Ho uno script piuttosto semplice che è qualcosa di simile al seguente:

#!/bin/bash

VAR1="$1"
MOREF='Sudo run command against $VAR1 | grep name | cut -c7-'

echo $MOREF

Quando eseguo questo script dalla riga di comando e gli passiamo gli argomenti, non ricevo alcun output.
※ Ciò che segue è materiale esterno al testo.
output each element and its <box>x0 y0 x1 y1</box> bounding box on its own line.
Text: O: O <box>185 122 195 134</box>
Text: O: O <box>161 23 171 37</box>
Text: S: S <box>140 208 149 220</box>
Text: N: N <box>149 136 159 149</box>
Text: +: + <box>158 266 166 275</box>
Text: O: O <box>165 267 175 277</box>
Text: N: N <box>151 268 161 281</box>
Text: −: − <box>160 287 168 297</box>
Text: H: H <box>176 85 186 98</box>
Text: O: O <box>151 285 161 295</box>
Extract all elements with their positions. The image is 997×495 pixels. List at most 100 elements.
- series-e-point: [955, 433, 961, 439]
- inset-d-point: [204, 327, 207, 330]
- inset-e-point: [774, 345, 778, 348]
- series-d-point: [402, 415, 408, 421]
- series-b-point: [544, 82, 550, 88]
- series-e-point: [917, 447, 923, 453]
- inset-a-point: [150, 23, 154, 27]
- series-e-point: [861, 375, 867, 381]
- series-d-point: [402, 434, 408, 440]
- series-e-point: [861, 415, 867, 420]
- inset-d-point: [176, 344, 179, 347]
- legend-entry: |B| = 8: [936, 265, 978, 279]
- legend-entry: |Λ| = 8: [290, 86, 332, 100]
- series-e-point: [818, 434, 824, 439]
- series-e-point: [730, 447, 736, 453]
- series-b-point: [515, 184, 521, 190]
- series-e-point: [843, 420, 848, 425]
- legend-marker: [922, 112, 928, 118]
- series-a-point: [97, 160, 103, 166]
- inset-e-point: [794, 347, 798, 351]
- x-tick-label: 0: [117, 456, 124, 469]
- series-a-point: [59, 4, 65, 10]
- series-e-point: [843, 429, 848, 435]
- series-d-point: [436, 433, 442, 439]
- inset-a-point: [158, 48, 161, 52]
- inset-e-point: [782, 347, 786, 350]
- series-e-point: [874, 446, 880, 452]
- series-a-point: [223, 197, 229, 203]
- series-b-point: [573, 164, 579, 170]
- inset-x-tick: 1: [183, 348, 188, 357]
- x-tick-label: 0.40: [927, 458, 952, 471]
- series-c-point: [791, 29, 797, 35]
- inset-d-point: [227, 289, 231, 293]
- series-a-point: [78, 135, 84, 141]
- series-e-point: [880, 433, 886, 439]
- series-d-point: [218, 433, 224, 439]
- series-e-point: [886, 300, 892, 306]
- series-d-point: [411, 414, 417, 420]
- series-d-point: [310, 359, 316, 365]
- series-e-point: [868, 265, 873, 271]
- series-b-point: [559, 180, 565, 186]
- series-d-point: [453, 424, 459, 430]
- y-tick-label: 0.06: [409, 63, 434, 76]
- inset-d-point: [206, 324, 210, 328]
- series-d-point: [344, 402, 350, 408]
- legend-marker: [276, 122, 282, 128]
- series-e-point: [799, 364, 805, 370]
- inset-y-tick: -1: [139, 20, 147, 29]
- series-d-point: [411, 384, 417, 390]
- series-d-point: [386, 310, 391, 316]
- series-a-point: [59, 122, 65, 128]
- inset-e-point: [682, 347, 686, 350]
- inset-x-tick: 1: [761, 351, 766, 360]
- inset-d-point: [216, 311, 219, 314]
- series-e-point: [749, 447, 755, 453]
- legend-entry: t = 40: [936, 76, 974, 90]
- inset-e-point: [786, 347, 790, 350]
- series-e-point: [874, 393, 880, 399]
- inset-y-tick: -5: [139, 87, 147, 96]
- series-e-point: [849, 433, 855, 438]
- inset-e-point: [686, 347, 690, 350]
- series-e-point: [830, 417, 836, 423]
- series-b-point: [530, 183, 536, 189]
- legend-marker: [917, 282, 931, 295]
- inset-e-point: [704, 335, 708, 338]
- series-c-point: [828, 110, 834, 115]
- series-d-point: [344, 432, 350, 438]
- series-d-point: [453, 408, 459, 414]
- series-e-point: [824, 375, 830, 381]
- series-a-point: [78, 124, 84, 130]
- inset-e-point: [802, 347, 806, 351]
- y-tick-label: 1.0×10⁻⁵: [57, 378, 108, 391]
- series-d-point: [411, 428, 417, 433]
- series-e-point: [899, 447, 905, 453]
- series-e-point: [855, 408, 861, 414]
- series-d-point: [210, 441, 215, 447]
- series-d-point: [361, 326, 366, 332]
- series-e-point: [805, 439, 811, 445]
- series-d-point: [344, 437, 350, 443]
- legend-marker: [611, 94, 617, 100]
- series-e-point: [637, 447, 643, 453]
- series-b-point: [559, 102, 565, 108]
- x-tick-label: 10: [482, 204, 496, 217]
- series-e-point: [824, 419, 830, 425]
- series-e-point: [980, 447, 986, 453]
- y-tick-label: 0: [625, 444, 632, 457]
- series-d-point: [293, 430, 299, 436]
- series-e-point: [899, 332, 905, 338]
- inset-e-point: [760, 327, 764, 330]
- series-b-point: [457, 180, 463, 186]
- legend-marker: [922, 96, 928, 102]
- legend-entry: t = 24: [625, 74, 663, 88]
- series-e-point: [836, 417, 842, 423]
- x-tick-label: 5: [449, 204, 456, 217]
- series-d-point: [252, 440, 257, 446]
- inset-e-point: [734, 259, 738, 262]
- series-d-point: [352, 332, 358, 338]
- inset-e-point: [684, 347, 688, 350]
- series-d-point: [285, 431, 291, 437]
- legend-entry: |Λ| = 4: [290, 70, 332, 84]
Tuttavia, quando eseguo i comandi contenuti nella variabile $MOREF, sono in grado di ottenere output.

Come si possono prendere i risultati di un comando che deve essere eseguito all'interno di uno script, salvarlo in una variabile e quindi emettere quella variabile sullo schermo?

1317
John

Oltre ai backtick (`command`), puoi usare $(command), che trovo più facile da leggere, e consente l'annidamento.

OUTPUT="$(ls -1)"
echo "${OUTPUT}"

MULTILINE=$(ls \
   -1)
echo "${MULTILINE}"

Citando (") importa per preservare i valori multi-linea.

1989
Andy Lester

La strada giusta è

$(Sudo run command)

Se stai per utilizzare un apostrofo, hai bisogno di `, non '. Questo personaggio è chiamato "backtick" (o "accento grave").

Come questo:

#!/bin/bash

VAR1="$1"
VAR2="$2"

MOREF=`Sudo run command against "$VAR1" | grep name | cut -c7-`

echo "$MOREF"
240
Ilya Kogan

Come ti hanno già indicato, dovresti usare 'backtick'.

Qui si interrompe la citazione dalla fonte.